Если в доме бывали гости, а такое время от времени происходило, то она заранее предупреждала их, чтоб не очень меня пугались.

— Пожалуйста, не обращайте внимания. Это вопит наша Изабель. Терпеть не может мыть голову.

С тех пор прошло тридцать лет, и меня теперь совсем не узнать.

В тот день я отправилась в контору стряпчего, чтобы получить письмо, которое отец оставил для меня в своем завещании. На мне был классический брючный костюм от Армани и туфельки на шпильках итальянской фирмы «Прада». Буйная шевелюра укорочена до плеч, вьющиеся волосы выпрямлены, опрятная круглая стрижка. На лице искусный макияж, впрочем весьма умеренный. Грязь под ногтями исчезла, на руках практичный прямоугольный французский маникюр. Ирония судьбы, что уж тут скажешь. Теперь я демонстрировала самое себя в таком обличье, которое мать моя, будь она еще жива, совершенно одобрила бы. Но для меня самой было не так-то просто пройти долгий путь от немытой маленькой хулиганки, каковой я когда-то была, до изящно и строго одетой деловой женщины, которой теперь стала, и примирить в своем сознании эти два образа.
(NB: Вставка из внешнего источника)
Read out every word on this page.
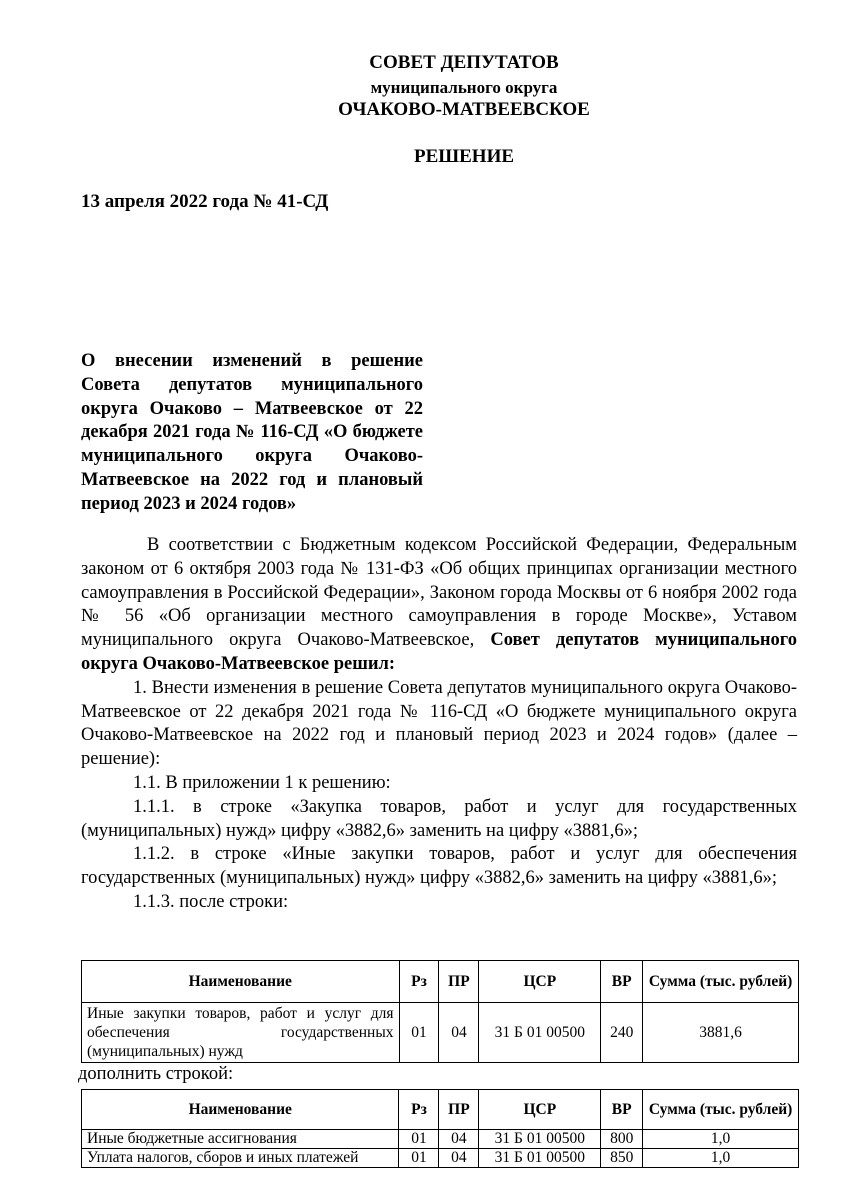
СОВЕТ ДЕПУТАТОВ
муниципального округа
ОЧАКОВО-МАТВЕЕВСКОЕ
РЕШЕНИЕ
13 апреля 2022 года № 41-СД
О внесении изменений в решение Совета депутатов муниципального округа Очаково – Матвеевское от 22 декабря 2021 года № 116-СД «О бюджете муниципального округа Очаково-Матвеевское на 2022 год и плановый период 2023 и 2024 годов»

В соответствии с Бюджетным кодексом Российской Федерации, Федеральным законом от 6 октября 2003 года № 131-ФЗ «Об общих принципах организации местного самоуправления в Российской Федерации», Законом города Москвы от 6 ноября 2002 года № 56 «Об организации местного самоуправления в городе Москве», Уставом муниципального округа Очаково-Матвеевское, Совет депутатов муниципального округа Очаково-Матвеевское решил:

1. Внести изменения в решение Совета депутатов муниципального округа Очаково-Матвеевское от 22 декабря 2021 года № 116-СД «О бюджете муниципального округа Очаково-Матвеевское на 2022 год и плановый период 2023 и 2024 годов» (далее – решение):

1.1. В приложении 1 к решению:

1.1.1. в строке «Закупка товаров, работ и услуг для государственных (муниципальных) нужд» цифру «3882,6» заменить на цифру «3881,6»;

1.1.2. в строке «Иные закупки товаров, работ и услуг для обеспечения государственных (муниципальных) нужд» цифру «3882,6» заменить на цифру «3881,6»;

1.1.3. после строки:

Наименование	Рз	ПР	ЦСР	ВР	Сумма (тыс. рублей)
Иные закупки товаров, работ и услуг для обеспечения государственных (муниципальных) нужд	01	04	31 Б 01 00500	240	3881,6
дополнить строкой:
Наименование	Рз	ПР	ЦСР	ВР	Сумма (тыс. рублей)
Иные бюджетные ассигнования	01	04	31 Б 01 00500	800	1,0
Уплата налогов, сборов и иных платежей	01	04	31 Б 01 00500	850	1,0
Письмо, которое оставил для меня отец, оказалось коротким и загадочным, как раз в его духе. Он и сам был человек немногословный и загадочный.

Вот оно:

Моя дорогая Изабель!

Я понимаю, что у тебя есть причины сердиться на меня и как на отца, и как на человека. Я не прошу у тебя прощения и даже не требую понимания. Все, что я делал в жизни, было ошибкой. Я знал это тогда, знаю и теперь. Одно неверно принятое решение приводит к другому, еще более неверному, а там и к третьему, и так далее, порождая цепь событий, в конце которой тебя неминуемо ждет катастрофа. За моей стоит целая история, но я не из тех, кто стал бы об этом рассказывать. Ты сама должна разобраться во всем, поскольку это касается прежде всего тебя. Не хочу давать этой истории другое толкование. Так, пожалуй, я только все испорчу. В общем, оставляю тебе дом и еще кое-что. На чердаке найдешь коробку, на которой написано твое имя. В ней лежит то, что можно было бы назвать в некотором смысле вехами твоей жизни. Я знаю, что ты всегда была не в ладах с тем миром, который тебя окружал, и за это должен принять на себя хотя бы часть вины, но возможно, что к этому времени ты успела с ним примириться. Если так, то забудь про это письмо. Не открывай коробки. Продай дом и все, что в нем есть. Не буди спящего зверя.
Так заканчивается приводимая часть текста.